Worth a slow, unhurried visit rather than a quick scan.



Gallarus Oratory
Probably the most famous single structure on the Dingle Peninsula — and justifiably so. The Gallarus Oratory is an early Christian oratory (a small place of worship) built using the same corbelling technique as the beehive huts, but applied to a boat-shaped rather than circular structure. What is extraordinary about it is not just its age (estimated between the 6th and 9th centuries) but its condition: it has needed virtually no restoration. The interlocking stones are still watertight after more than a thousand years. There are only two others in such condition, located on Skellig Michael.
There’s a visitor centre and a small café on site, and we stopped here for tea and a slice of pie that was very clearly homemade and very clearly worth stopping for. If the café is still doing what it was doing when we visited, don’t walk past it.
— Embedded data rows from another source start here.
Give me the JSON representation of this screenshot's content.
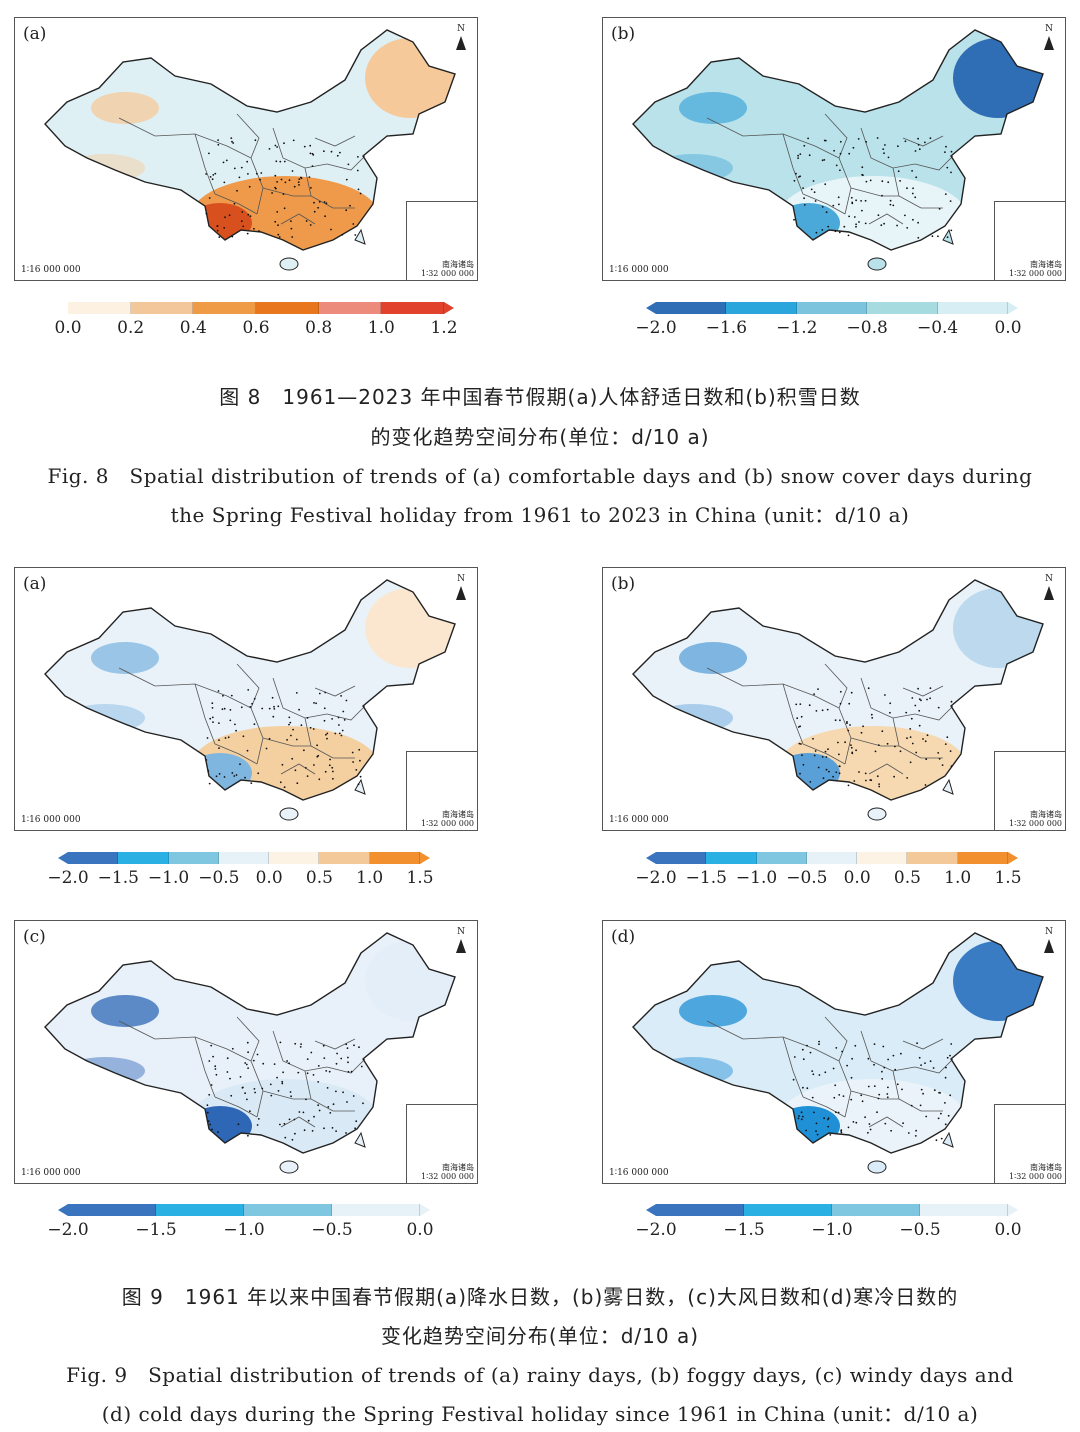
{
  "figure8": {
    "panels": [
      {
        "label": "(a)",
        "scale": "1∶16 000 000",
        "north": "N",
        "inset_label": "南海诸岛",
        "inset_scale": "1∶32 000 000"
      },
      {
        "label": "(b)",
        "scale": "1∶16 000 000",
        "north": "N",
        "inset_label": "南海诸岛",
        "inset_scale": "1∶32 000 000"
      }
    ],
    "colorbar_a": {
      "ticks": [
        "0.0",
        "0.2",
        "0.4",
        "0.6",
        "0.8",
        "1.0",
        "1.2"
      ],
      "colors": [
        "#fdf1e2",
        "#f4c79a",
        "#ef9a45",
        "#e8761c",
        "#ec8a7c",
        "#e0422c"
      ]
    },
    "colorbar_b": {
      "ticks": [
        "−2.0",
        "−1.6",
        "−1.2",
        "−0.8",
        "−0.4",
        "0.0"
      ],
      "colors": [
        "#2f6db5",
        "#2ba6dc",
        "#7cc3dd",
        "#a6dbe0",
        "#d6eef4"
      ]
    },
    "caption_zh_line1": "图 8　1961—2023 年中国春节假期(a)人体舒适日数和(b)积雪日数",
    "caption_zh_line2": "的变化趋势空间分布(单位：d/10 a)",
    "caption_en_line1": "Fig. 8　Spatial distribution of trends of (a) comfortable days and (b) snow cover days during",
    "caption_en_line2": "the Spring Festival holiday from 1961 to 2023 in China (unit：d/10 a)"
  },
  "figure9": {
    "panels": [
      {
        "label": "(a)",
        "scale": "1∶16 000 000",
        "north": "N",
        "inset_label": "南海诸岛",
        "inset_scale": "1∶32 000 000"
      },
      {
        "label": "(b)",
        "scale": "1∶16 000 000",
        "north": "N",
        "inset_label": "南海诸岛",
        "inset_scale": "1∶32 000 000"
      },
      {
        "label": "(c)",
        "scale": "1∶16 000 000",
        "north": "N",
        "inset_label": "南海诸岛",
        "inset_scale": "1∶32 000 000"
      },
      {
        "label": "(d)",
        "scale": "1∶16 000 000",
        "north": "N",
        "inset_label": "南海诸岛",
        "inset_scale": "1∶32 000 000"
      }
    ],
    "colorbar_ab": {
      "ticks": [
        "−2.0",
        "−1.5",
        "−1.0",
        "−0.5",
        "0.0",
        "0.5",
        "1.0",
        "1.5"
      ],
      "colors": [
        "#3a74bf",
        "#2bb0e4",
        "#7fc6e0",
        "#e6f1f8",
        "#fdf3e4",
        "#f3c99a",
        "#f2902f"
      ]
    },
    "colorbar_cd": {
      "ticks": [
        "−2.0",
        "−1.5",
        "−1.0",
        "−0.5",
        "0.0"
      ],
      "colors": [
        "#3a74bf",
        "#2bb0e4",
        "#7fc6e0",
        "#e6f1f8"
      ]
    },
    "caption_zh_line1": "图 9　1961 年以来中国春节假期(a)降水日数，(b)雾日数，(c)大风日数和(d)寒冷日数的",
    "caption_zh_line2": "变化趋势空间分布(单位：d/10 a)",
    "caption_en_line1": "Fig. 9　Spatial distribution of trends of (a) rainy days, (b) foggy days, (c) windy days and",
    "caption_en_line2": "(d) cold days during the Spring Festival holiday since 1961 in China (unit：d/10 a)"
  },
  "map_fills": {
    "f8a": {
      "base": "#dff0f5",
      "south": "#ee9a4a",
      "southwest": "#d9501f",
      "accent": "#f6c99a"
    },
    "f8b": {
      "base": "#b9e2ea",
      "south": "#e7f4f8",
      "northeast": "#2f6db5",
      "accent": "#4aa9d9"
    },
    "f9a": {
      "base": "#e9f2f9",
      "south": "#f4cfa0",
      "northeast": "#fbe7d0",
      "accent": "#7fb6e0"
    },
    "f9b": {
      "base": "#eaf2f9",
      "south": "#f6d9b1",
      "northeast": "#bcd9ee",
      "accent": "#5aa0d8"
    },
    "f9c": {
      "base": "#e8f1f9",
      "south": "#d9eaf6",
      "northeast": "#e3eef8",
      "accent": "#2e67b5"
    },
    "f9d": {
      "base": "#d9ecf7",
      "south": "#eaf3f9",
      "northeast": "#3a7cc4",
      "accent": "#1f8fd6"
    }
  }
}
Note: the original site is accessed via a private landowner’s path (a small fee applies); a free car park also provides views of the oratory from a distance.

Kilmalkedar Church
A 12th-century Hiberno-Romanesque church — one of the finest examples of early Irish Romanesque architecture on the peninsula — is set in what is today an active historic cemetery. The church itself is roofless but structurally impressive, with the characteristic carved stonework of the Hiberno-Romanesque style visible around the doorways.
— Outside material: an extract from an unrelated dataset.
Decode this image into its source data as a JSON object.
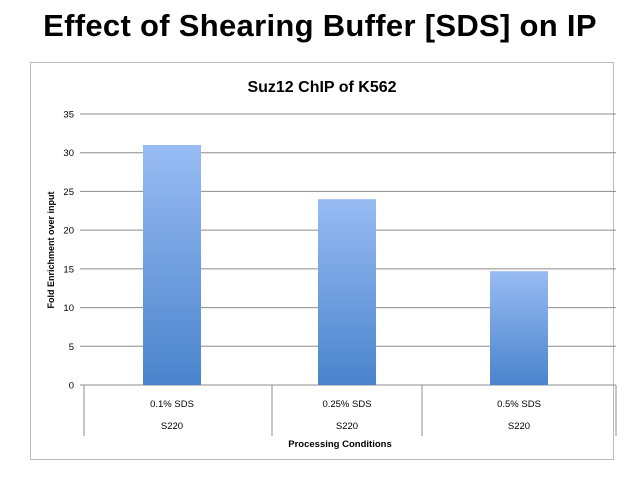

What I found most interesting were the artifacts on the grounds: an Ogham stone (a large upright stone carved with Ogham script — one of the earliest forms of written Irish, using a system of lines along a central axis) and a sundial, both of which feel remarkable sitting casually in a churchyard in County Kerry.
This was my favourite historical stop of the day. The combination of architecture, artifacts, and the layers of a working cemetery spanning many centuries gives it a particular atmosphere.



What We Missed (Reasons to Come Back)
One day on the Slea Head Drive is a start. Here’s what we didn’t get to and would prioritize next time:
- Coumeenoole Beach — a sheltered cove at Slea Head, dramatic in all weather, and one of the most photographed beaches in Kerry.
- Mount Brandon — at 952 metres, the second-highest peak in Ireland and a serious hiking destination with views across Connacht on a clear day. A full day’s undertaking.
- Brandon Point — the northernmost tip of the peninsula, dramatically exposed to the Atlantic.
- Inch Beach — a four-mile sand spit stretching into Dingle Bay, good for surfing and long walks. Worth a stop if you’re continuing toward Killarney.
- The Blasket Islands — as mentioned, the ferry from Dunquin is worth every minute if you have time.
- More time in Dingle Town — honestly, this is top of the list.
Final Thoughts
We drove the Ring of Kerry a few days after this trip. Being completely honest, we were a little bored in Kerry. The Dingle Peninsula has everything the Ring of Kerry offers — dramatic coastline, extraordinary green landscapes, that particular quality of Irish light that makes the world look slightly unreal — and it adds something the Ring of Kerry doesn’t: a density of ancient history.
If you only take one tip from this post…give the Dingle Peninsula more than a day. Stay longer. Wander slower. Let the beauty and quiet history of this place sink in.